Editor’s Note: Our Digital Media Editor, Laura Levy Shatkin, has been writing about food, wine and spirits for more than a decade. She had the great pleasure of knowing Chef Homaro Cantu as he rose to culinary prominence in Chicago. She experienced his cuisine at his various restaurants, in addition to having had a friendly professional relationship with him. Here are her words about the chef, who died tragically yesterday at age 38.
Here at Make It Better, we pride ourselves as social entrepreneurs. But there wasn’t anyone more committed to this concept than Chef Homaro Cantu, whom we lost yesterday. Despite his difficult upbringing and bouts of homelessness in Tacoma, Washington, Cantu—known to his friends as “Omar”—set out on a mission to end poverty through his culinary endeavors.

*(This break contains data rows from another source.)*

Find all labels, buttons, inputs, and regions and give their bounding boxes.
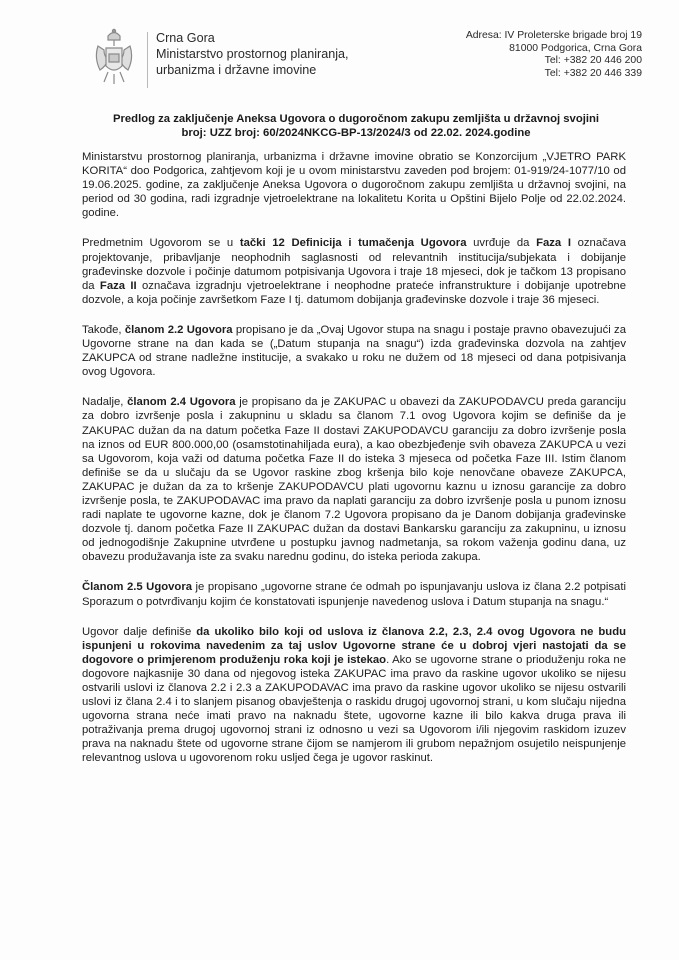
org-ministry-line1: Ministarstvo prostornog planiranja, — [156, 47, 349, 61]
paragraph-text: Nadalje, — [82, 396, 128, 409]
paragraph-text: Takođe, — [82, 323, 125, 336]
body-paragraph — [82, 395, 626, 564]
organization-name — [156, 30, 349, 78]
emphasized-text: Članom 2.5 Ugovora — [82, 581, 193, 594]
emphasized-text: članom 2.4 Ugovora — [127, 396, 236, 409]
document-body — [82, 150, 626, 782]
body-paragraph — [82, 323, 626, 379]
emphasized-text: članom 2.2 Ugovora — [124, 323, 233, 336]
address-city: 81000 Podgorica, Crna Gora — [509, 42, 642, 54]
paragraph-text: je propisano „ugovorne strane će odmah po ispunjavanju uslova iz člana 2.2 potpisati Sporazum o potvrđivanju kojim će konstatovati ispunjenje navedenog uslova i Datum stupanja na snagu.“ — [82, 581, 626, 608]
paragraph-text: Predmetnim Ugovorom se u — [82, 237, 240, 250]
title-line-1: Predlog za zaključenje Aneksa Ugovora o dugoročnom zakupu zemljišta u državnoj svojini — [112, 113, 600, 125]
org-ministry-line2: urbanizma i državne imovine — [156, 63, 317, 77]
contact-address — [466, 30, 642, 80]
address-street: Adresa: IV Proleterske brigade broj 19 — [465, 30, 642, 41]
document-title — [86, 112, 626, 140]
phone-1: Tel: +382 20 446 200 — [544, 55, 642, 67]
emphasized-text: Faza II — [99, 279, 137, 292]
title-line-2: broj: UZZ broj: 60/2024NKCG-BP-13/2024/3 od 22.02. 2024.godine — [181, 127, 531, 139]
paragraph-text: propisano je da „Ovaj Ugovor stupa na snagu i postaje pravno obavezujući za Ugovorne strane na dan kada se („Datum stupanja na snagu“) izda građevinska dozvola na zahtjev ZAKUPCA od strane nadležne institucije, a svakako u roku ne dužem od 18 mjeseci od dana potpisivanja ovog Ugovora. — [82, 323, 626, 379]
emphasized-text: da ukoliko bilo koji od uslova iz članova 2.2, 2.3, 2.4 ovog Ugovora ne budu ispunjeni u rokovima navedenim za taj uslov Ugovorne strane će u dobroj vjeri nastojati da se dogovore o primjerenom produženju roka koji je istekao — [82, 625, 627, 666]
org-country: Crna Gora — [156, 31, 215, 45]
paragraph-text: uvrđuje da — [466, 237, 537, 250]
body-paragraph — [82, 625, 626, 766]
body-paragraph — [82, 580, 626, 608]
montenegro-coat-of-arms-icon — [92, 26, 136, 86]
paragraph-text: Ugovor dalje definiše — [82, 625, 197, 638]
body-paragraph — [82, 236, 626, 306]
phone-2: Tel: +382 20 446 339 — [544, 67, 642, 79]
emphasized-text: tački 12 Definicija i tumačenja Ugovora — [239, 237, 467, 250]
paragraph-text: označava projektovanje, pribavljanje neophodnih saglasnosti od relevantnih institucija/subjekata i dobijanje građevinske dozvole i počinje datumom potpisivanja Ugovora i traje 18 mjeseci, dok je tačkom 13 propisano da — [82, 237, 626, 292]
letterhead — [92, 26, 642, 90]
body-paragraph — [82, 150, 626, 220]
paragraph-text: označava izgradnju vjetroelektrane i neophodne prateće infranstrukture i dobijanje upotrebne dozvole, a koja počinje završetkom Faze I tj. datumom dobijanja građevinske dozvole i traje 36 mjeseci. — [82, 279, 626, 306]
emphasized-text: Faza I — [536, 237, 571, 250]
paragraph-text: . Ako se ugovorne strane o prioduženju roka ne dogovore najkasnije 30 dana od njegovog isteka ZAKUPAC ima pravo da raskine ugovor ukoliko se nijesu ostvarili uslovi iz članova 2.2 i 2.3 a ZAKUPODAVAC ima pravo da raskine ugovor ukoliko se nijesu ostvarili uslovi iz člana 2.4 i to slanjem pisanog obavještenja o raskidu drugoj ugovornoj strani, u kom slučaju nijedna ugovorna strana neće imati pravo na naknadu štete, ugovorne kazne ili bilo kakva druga prava ili potraživanja prema drugoj ugovornoj strani iz odnosno u vezi sa Ugovorom i/ili njegovim raskidom izuzev prava na naknadu štete od ugovorne strane čijom se namjerom ili grubom nepažnjom osujetilo neispunjenje relevantnog uslova u ugovorenom roku usljed čega je ugovor raskinut. — [82, 653, 626, 765]
paragraph-text: Ministarstvu prostornog planiranja, urbanizma i državne imovine obratio se Konzorcijum „VJETRO PARK KORITA“ doo Podgorica, zahtjevom koji je u ovom ministarstvu zaveden pod brojem: 01-919/24-1077/10 od 19.06.2025. godine, za zaključenje Aneksa Ugovora o dugoročnom zakupu zemljišta u državnoj svojini, na period od 30 godina, radi izgradnje vjetroelektrane na lokalitetu Korita u Opštini Bijelo Polje od 22.02.2024. godine. — [82, 151, 626, 220]
letterhead-divider — [147, 32, 148, 88]
paragraph-text: je propisano da je ZAKUPAC u obavezi da ZAKUPODAVCU preda garanciju za dobro izvršenje posla i zakupninu u skladu sa članom 7.1 ovog Ugovora kojim se definiše da je ZAKUPAC dužan da na datum početka Faze II dostavi ZAKUPODAVCU garanciju za dobro izvršenje posla na iznos od EUR 800.000,00 (osamstotinahiljada eura), a kao obezbjeđenje svih obaveza ZAKUPCA u vezi sa Ugovorom, koja važi od datuma početka Faze II do isteka 3 mjeseca od početka Faze III. Istim članom definiše se da u slučaju da se Ugovor raskine zbog kršenja bilo koje nenovčane obaveze ZAKUPCA, ZAKUPAC je dužan da za to kršenje ZAKUPODAVCU plati ugovornu kaznu u iznosu garancije za dobro izvršenje posla, te ZAKUPODAVAC ima pravo da naplati garanciju za dobro izvršenje posla u punom iznosu radi naplate te ugovorne kazne, dok je članom 7.2 Ugovora propisano da je Danom dobijanja građevinske dozvole tj. danom početka Faze II ZAKUPAC dužan da dostavi Bankarsku garanciju za zakupninu, u iznosu od jednogodišnje Zakupnine utvrđene u postupku javnog nadmetanja, sa rokom važenja godinu dana, uz obavezu produžavanja iste za svaku narednu godinu, do isteka perioda zakupa. — [82, 396, 626, 564]
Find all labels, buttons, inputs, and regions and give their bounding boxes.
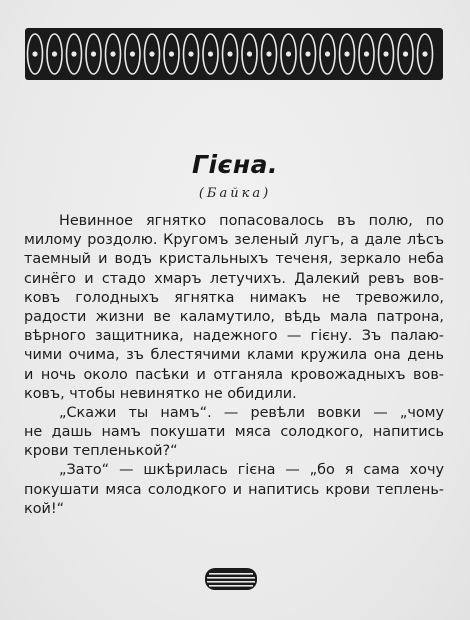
ornament-dot [71, 51, 76, 56]
text-line: не дашь намъ покушати мяса солодкого, напитись [24, 424, 444, 441]
text-line: „Скажи ты намъ“. — ревѣли вовки — „чому [59, 404, 444, 421]
text-line: таемный и водъ кристальныхъ теченя, зеркало неба [24, 251, 444, 268]
text-line: „Зато“ — шкѣрилась гієна — „бо я сама хочу [59, 462, 444, 479]
text-line: ковъ, чтобы невинятко не обидили. [24, 385, 297, 402]
text-line: радости жизни ве каламутило, вѣдь мала патрона, [24, 308, 444, 325]
page-subtitle: (Байка) [198, 186, 272, 201]
text-line: милому роздолю. Кругомъ зеленый лугъ, а дале лѣсъ [24, 232, 444, 249]
ornament-dot [383, 51, 388, 56]
ornament-dot [364, 51, 369, 56]
text-line: покушати мяса солодкого и напитись крови теплень- [24, 481, 444, 498]
ornament-dot [325, 51, 330, 56]
ornament-dot [305, 51, 310, 56]
text-line: и ночь около пасѣки и отганяла кровожадныхъ вов- [24, 366, 444, 383]
fable-text [24, 212, 444, 519]
text-line: ковъ голодныхъ ягнятка нимакъ не тревожило, [24, 289, 444, 306]
ornament-dot [52, 51, 57, 56]
ornament-dot [91, 51, 96, 56]
text-line: вѣрного защитника, надежного — гієну. Зъ палаю- [24, 328, 444, 345]
ornament-dot [188, 51, 193, 56]
ornament-dot [344, 51, 349, 56]
ornament-dot [266, 51, 271, 56]
text-line: крови тепленькой?“ [24, 443, 178, 460]
ornament-dot [32, 51, 37, 56]
ornament-dot [169, 51, 174, 56]
text-line: чими очима, зъ блестячими клами кружила она день [24, 347, 444, 364]
ornament-dot [110, 51, 115, 56]
ornament-dot [247, 51, 252, 56]
ornament-dot [149, 51, 154, 56]
page-title: Гієна. [192, 150, 278, 179]
text-line: Невинное ягнятко попасовалось въ полю, по [59, 213, 444, 229]
text-line: кой!“ [24, 500, 65, 517]
ornament-dot [130, 51, 135, 56]
ornament-dot [227, 51, 232, 56]
ornament-dot [403, 51, 408, 56]
ornament-dot [286, 51, 291, 56]
ornament-dot [208, 51, 213, 56]
decorative-footer-ornament [205, 568, 257, 590]
decorative-header-band [25, 28, 443, 80]
ornament-dot [422, 51, 427, 56]
text-line: синёго и стадо хмаръ летучихъ. Далекий ревъ вов- [24, 270, 444, 287]
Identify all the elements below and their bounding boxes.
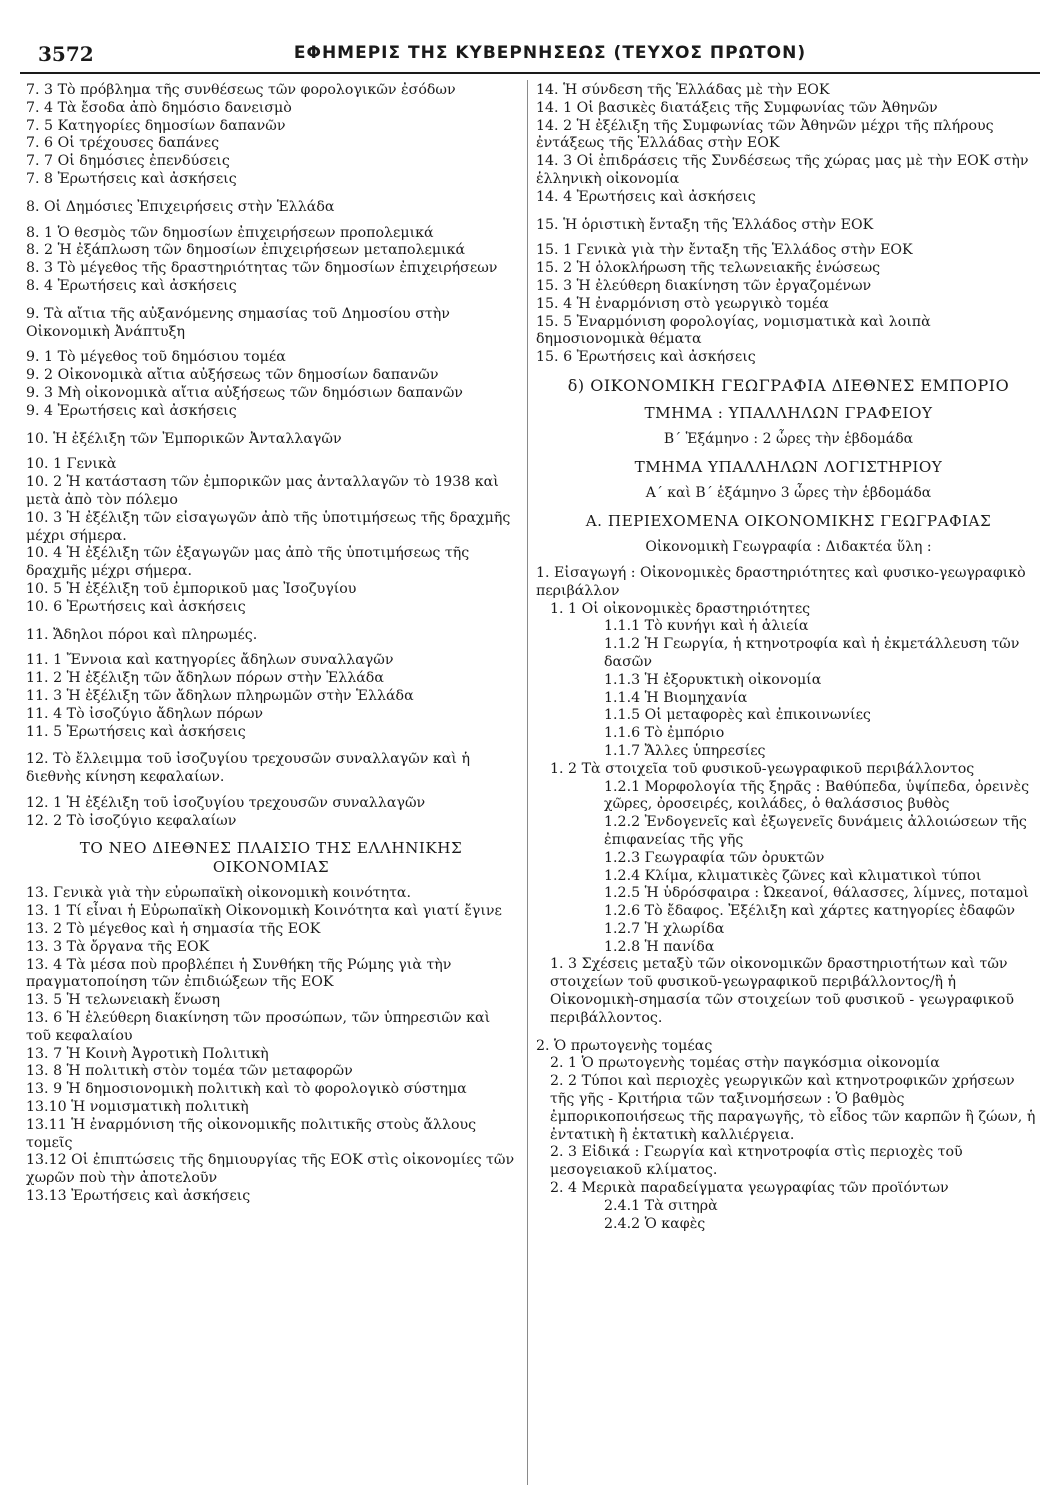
syllabus-item: 7. 3 Τὸ πρόβλημα τῆς συνθέσεως τῶν φορολογικῶν ἐσόδων <box>26 82 456 98</box>
gazette-title: ΕΦΗΜΕΡΙΣ ΤΗΣ ΚΥΒΕΡΝΗΣΕΩΣ (ΤΕΥΧΟΣ ΠΡΩΤΟΝ) <box>293 43 807 63</box>
syllabus-item: 13. 2 Τὸ μέγεθος καὶ ἡ σημασία τῆς ΕΟΚ <box>26 921 321 938</box>
syllabus-item: 15. 6 Ἐρωτήσεις καὶ ἀσκήσεις <box>536 349 756 366</box>
syllabus-item: 1.2.2 Ἐνδογενεῖς καὶ ἐξωγενεῖς δυνάμεις ἀλλοιώσεων τῆς ἐπιφανείας τῆς γῆς <box>604 814 1027 848</box>
syllabus-item: 10. 4 Ἡ ἐξέλιξη τῶν ἐξαγωγῶν μας ἀπὸ τῆς ὑποτιμήσεως τῆς δραχμῆς μέχρι σήμερα. <box>26 545 470 580</box>
syllabus-item: 8. 4 Ἐρωτήσεις καὶ ἀσκήσεις <box>26 277 237 294</box>
syllabus-item: 14. 2 Ἡ ἐξέλιξη τῆς Συμφωνίας τῶν Ἀθηνῶν μέχρι τῆς πλήρους ἐντάξεως τῆς Ἑλλάδας στὴν ΕΟΚ <box>536 117 994 152</box>
syllabus-item: 10. 3 Ἡ ἐξέλιξη τῶν εἰσαγωγῶν ἀπὸ τῆς ὑποτιμήσεως τῆς δραχμῆς μέχρι σήμερα. <box>26 509 511 544</box>
syllabus-item: 11. 5 Ἐρωτήσεις καὶ ἀσκήσεις <box>26 723 246 740</box>
syllabus-item: 2. 2 Τύποι καὶ περιοχὲς γεωργικῶν καὶ κτηνοτροφικῶν χρήσεων τῆς γῆς - Κριτήρια τῶν ταξινομήσεων : Ὁ βαθμὸς ἐμπορικοποιήσεως τῆς παραγωγῆς, τὸ εἶδος τῶν καρπῶν ἢ ζώων, ἡ ἐντατικὴ ἢ ἐκτατικὴ καλλιέργεια. <box>550 1073 1036 1143</box>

Cantu graced Chicago with his presence, arriving in 1999 for a five-year stint at Charlie Trotter‘s. By 2005, Cantu’s culinary ingenuity and genius emerged in full-force as he opened one of Chicago’s first molecular gastronomic playgrounds, Moto. His Michelin-starred kitchen became more like a laboratory that, if you were lucky, you got to peek into either on his gracious kitchen tours or via his TV show “Future Food,” which aired briefly on Planet Green.
His dish featuring prosciutto rolls with foie gras disguised as cigars (served in an ashtray with edible ashes) was just one of Cantu’s amusing sleights of hand. Rather than your typical kitchen salamander, Cantu transformed food into new substances with tools like the Class IV Laser and nitrous oxide. Where else could you find an edible “mini-menu,” have an “aroma” course that wasn’t edible and eat your fish served atop a tank of Pacific seawater?
Cantu was a star. He was covered in all of the major press, from The New York Times Magazine to Fast Company, and of course every major food rag. Despite this attention, Cantu was gracious and kind, forwarding his unconventional approach to the culinary arts in an inclusive manner.
One of his more recent efforts to eradicate hunger was his “flavor-tripping” berry, a feature at the now-defunct iNG, which turned sour flavors into sweet. He hypothesized about its ability to solve global hunger with this magical effect. I recall many mind-boggling and surprising meals at Moto and several at iNG, where I experienced one of the flavor-tripping cocktails on the front patio. Cantu was thrilled to explain to me why this will have the biggest impact on world hunger and how he was impassioned about making a difference. His book “The Miracle Berry Diet Cookbook“ came out in 2013. He echoed this focus in his recently opened coffee shop, Berrista, in Old Irving Park.
A true pioneer, Cantu’s grace and unusual talents will be greatly missed by the Chicago food community. Our hearts go out to his family. He will be fondly remembered for causing a stir of the best kind in Chicago’s food and dining scene.